The administrators of a Utah college savings plan have settled with the Securities and Exchange Commission for issuing false and misleading information, though the fund's former director will be charged with misappropriating funds.
According to charges filed by federal investigators Thursday, the former director of the Utah Educational Savings Plan Trust, Dale Hatch, transferred more than $500,000 of investors' funds into his own plan accounts and then transferred $85,000 to his personal bank accounts.
The SEC has said that Hatch was able to carry out the fraud due to weak internal accounting controls that failed to allocate gains and losses to investor accounts.
The full extent of Hatch's actions were revealed as the SEC investigated complaints that the Utah trust made false claims in a 2004 press release that no investor funds were misappropriated nor had any investors been harmed by Hatch's actions.

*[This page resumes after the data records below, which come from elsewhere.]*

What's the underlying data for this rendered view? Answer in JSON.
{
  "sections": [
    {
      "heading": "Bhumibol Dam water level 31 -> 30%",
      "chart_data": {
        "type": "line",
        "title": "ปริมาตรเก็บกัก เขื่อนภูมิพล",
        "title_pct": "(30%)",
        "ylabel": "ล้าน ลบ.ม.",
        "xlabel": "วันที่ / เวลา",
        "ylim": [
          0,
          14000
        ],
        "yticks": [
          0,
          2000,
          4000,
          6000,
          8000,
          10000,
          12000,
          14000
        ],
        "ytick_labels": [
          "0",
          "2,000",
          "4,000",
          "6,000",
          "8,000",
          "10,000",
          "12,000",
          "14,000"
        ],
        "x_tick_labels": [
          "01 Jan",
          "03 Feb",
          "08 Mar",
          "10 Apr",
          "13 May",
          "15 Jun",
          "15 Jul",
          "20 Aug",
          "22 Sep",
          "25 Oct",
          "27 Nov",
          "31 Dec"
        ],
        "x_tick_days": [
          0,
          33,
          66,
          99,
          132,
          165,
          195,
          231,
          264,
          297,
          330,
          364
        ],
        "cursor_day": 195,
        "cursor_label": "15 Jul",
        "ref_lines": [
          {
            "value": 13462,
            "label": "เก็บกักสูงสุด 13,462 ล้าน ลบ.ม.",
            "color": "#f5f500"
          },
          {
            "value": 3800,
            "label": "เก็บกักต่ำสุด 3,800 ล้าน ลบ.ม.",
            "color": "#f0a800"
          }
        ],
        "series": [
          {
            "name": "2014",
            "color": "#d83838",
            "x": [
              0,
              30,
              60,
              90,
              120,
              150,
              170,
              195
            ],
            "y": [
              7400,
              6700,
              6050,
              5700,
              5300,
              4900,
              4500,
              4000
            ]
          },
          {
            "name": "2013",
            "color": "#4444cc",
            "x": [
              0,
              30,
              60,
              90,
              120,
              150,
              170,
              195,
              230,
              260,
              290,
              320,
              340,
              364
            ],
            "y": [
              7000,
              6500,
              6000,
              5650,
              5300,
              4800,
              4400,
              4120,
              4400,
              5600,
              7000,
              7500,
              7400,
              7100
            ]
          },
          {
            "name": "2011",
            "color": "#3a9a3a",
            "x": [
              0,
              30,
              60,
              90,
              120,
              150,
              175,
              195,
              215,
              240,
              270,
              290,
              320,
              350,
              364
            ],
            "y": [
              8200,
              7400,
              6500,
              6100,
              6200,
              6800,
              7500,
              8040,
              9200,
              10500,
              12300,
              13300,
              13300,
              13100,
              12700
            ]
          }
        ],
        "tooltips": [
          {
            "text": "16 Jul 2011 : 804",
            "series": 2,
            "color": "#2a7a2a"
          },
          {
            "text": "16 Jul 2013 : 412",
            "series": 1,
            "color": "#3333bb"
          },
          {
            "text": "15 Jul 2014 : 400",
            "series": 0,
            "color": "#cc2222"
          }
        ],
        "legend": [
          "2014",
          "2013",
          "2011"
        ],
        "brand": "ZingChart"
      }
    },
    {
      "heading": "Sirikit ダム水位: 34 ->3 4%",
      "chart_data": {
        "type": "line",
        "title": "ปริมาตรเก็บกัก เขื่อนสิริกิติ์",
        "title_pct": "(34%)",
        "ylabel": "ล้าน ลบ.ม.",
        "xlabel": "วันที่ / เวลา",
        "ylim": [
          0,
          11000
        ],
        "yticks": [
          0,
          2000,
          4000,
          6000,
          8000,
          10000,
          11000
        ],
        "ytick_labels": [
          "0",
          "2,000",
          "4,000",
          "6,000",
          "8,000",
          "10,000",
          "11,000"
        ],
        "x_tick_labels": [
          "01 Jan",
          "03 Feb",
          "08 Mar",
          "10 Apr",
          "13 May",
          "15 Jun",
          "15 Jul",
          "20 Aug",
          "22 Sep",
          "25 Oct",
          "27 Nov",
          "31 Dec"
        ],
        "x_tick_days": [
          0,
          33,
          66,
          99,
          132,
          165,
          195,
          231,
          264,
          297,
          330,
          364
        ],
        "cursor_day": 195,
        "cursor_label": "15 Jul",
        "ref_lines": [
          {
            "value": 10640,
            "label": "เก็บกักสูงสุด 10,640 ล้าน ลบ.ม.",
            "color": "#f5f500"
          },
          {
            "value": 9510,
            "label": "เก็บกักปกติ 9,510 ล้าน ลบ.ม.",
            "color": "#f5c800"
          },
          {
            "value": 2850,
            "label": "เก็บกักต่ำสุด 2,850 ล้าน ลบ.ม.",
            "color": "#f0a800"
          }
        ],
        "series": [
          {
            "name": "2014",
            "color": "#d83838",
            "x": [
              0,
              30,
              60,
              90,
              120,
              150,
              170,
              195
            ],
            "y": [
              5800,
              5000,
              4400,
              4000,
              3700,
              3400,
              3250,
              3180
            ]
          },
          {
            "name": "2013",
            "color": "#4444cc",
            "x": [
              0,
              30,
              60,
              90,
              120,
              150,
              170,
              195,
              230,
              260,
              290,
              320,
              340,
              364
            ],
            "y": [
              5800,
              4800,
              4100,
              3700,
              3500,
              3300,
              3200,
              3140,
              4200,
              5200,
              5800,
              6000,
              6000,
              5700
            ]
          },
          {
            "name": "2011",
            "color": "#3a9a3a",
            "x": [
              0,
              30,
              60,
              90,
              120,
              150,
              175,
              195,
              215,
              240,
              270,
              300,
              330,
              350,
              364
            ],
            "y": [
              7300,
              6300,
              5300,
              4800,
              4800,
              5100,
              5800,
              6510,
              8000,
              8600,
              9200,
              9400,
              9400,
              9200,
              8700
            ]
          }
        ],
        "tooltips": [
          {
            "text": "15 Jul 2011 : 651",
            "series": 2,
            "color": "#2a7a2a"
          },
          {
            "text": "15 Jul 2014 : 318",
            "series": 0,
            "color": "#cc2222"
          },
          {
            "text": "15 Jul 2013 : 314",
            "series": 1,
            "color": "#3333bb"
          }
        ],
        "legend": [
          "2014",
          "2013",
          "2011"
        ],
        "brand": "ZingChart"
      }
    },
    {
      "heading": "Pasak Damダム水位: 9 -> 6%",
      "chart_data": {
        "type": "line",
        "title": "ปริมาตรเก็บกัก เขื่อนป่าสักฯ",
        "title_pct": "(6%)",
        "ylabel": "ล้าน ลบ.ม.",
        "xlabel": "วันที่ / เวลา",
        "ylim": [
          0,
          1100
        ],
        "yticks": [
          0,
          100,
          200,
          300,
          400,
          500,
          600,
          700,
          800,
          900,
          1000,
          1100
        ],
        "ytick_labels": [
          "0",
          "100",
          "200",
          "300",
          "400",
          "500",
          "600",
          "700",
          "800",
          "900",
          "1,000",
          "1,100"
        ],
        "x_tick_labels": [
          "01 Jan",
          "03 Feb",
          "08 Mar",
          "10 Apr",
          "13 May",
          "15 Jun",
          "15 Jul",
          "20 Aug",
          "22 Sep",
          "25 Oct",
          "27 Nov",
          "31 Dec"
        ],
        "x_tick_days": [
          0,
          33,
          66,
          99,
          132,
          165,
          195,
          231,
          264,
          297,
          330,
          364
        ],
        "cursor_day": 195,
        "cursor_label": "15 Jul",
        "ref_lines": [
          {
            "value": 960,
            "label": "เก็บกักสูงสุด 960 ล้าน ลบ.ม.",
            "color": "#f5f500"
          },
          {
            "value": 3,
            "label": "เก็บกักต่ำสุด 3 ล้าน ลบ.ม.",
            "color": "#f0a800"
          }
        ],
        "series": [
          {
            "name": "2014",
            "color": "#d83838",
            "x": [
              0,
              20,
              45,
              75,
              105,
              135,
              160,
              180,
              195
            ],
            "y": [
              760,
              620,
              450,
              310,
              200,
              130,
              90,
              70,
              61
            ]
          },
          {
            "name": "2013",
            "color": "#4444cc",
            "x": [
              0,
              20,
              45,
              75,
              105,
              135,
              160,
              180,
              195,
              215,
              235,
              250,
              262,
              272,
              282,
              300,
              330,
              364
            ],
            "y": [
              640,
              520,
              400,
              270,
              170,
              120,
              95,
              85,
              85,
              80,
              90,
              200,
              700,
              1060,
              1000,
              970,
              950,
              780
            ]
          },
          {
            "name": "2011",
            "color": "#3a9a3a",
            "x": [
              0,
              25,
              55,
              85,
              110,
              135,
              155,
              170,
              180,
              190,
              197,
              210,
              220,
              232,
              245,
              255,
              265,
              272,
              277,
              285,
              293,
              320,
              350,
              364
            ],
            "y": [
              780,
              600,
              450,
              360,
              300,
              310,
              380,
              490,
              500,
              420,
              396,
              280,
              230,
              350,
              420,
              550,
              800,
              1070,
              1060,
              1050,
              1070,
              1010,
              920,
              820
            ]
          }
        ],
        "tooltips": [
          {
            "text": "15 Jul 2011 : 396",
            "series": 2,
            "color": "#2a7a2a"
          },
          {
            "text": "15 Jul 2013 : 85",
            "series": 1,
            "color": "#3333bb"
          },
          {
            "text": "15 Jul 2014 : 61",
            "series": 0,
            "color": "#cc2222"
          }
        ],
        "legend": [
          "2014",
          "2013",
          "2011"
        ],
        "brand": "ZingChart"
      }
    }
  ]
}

The trust administers Utah's 529 plan, an investment vehicle that allows people to save for educational expenses without paying certain taxes, and agreed to "undertake specific measure to correct the defects," according to an SEC statement. The charges were the SEC's first against a 529 plan, and the SEC also issued a guide that explains the basic information investors should know before they start saving for college. The guide, available at www.sec.gov/investor/pubs/intro529.htm, discusses different types of college savings plans, including their disclosures, tax implications, and fees and expenses.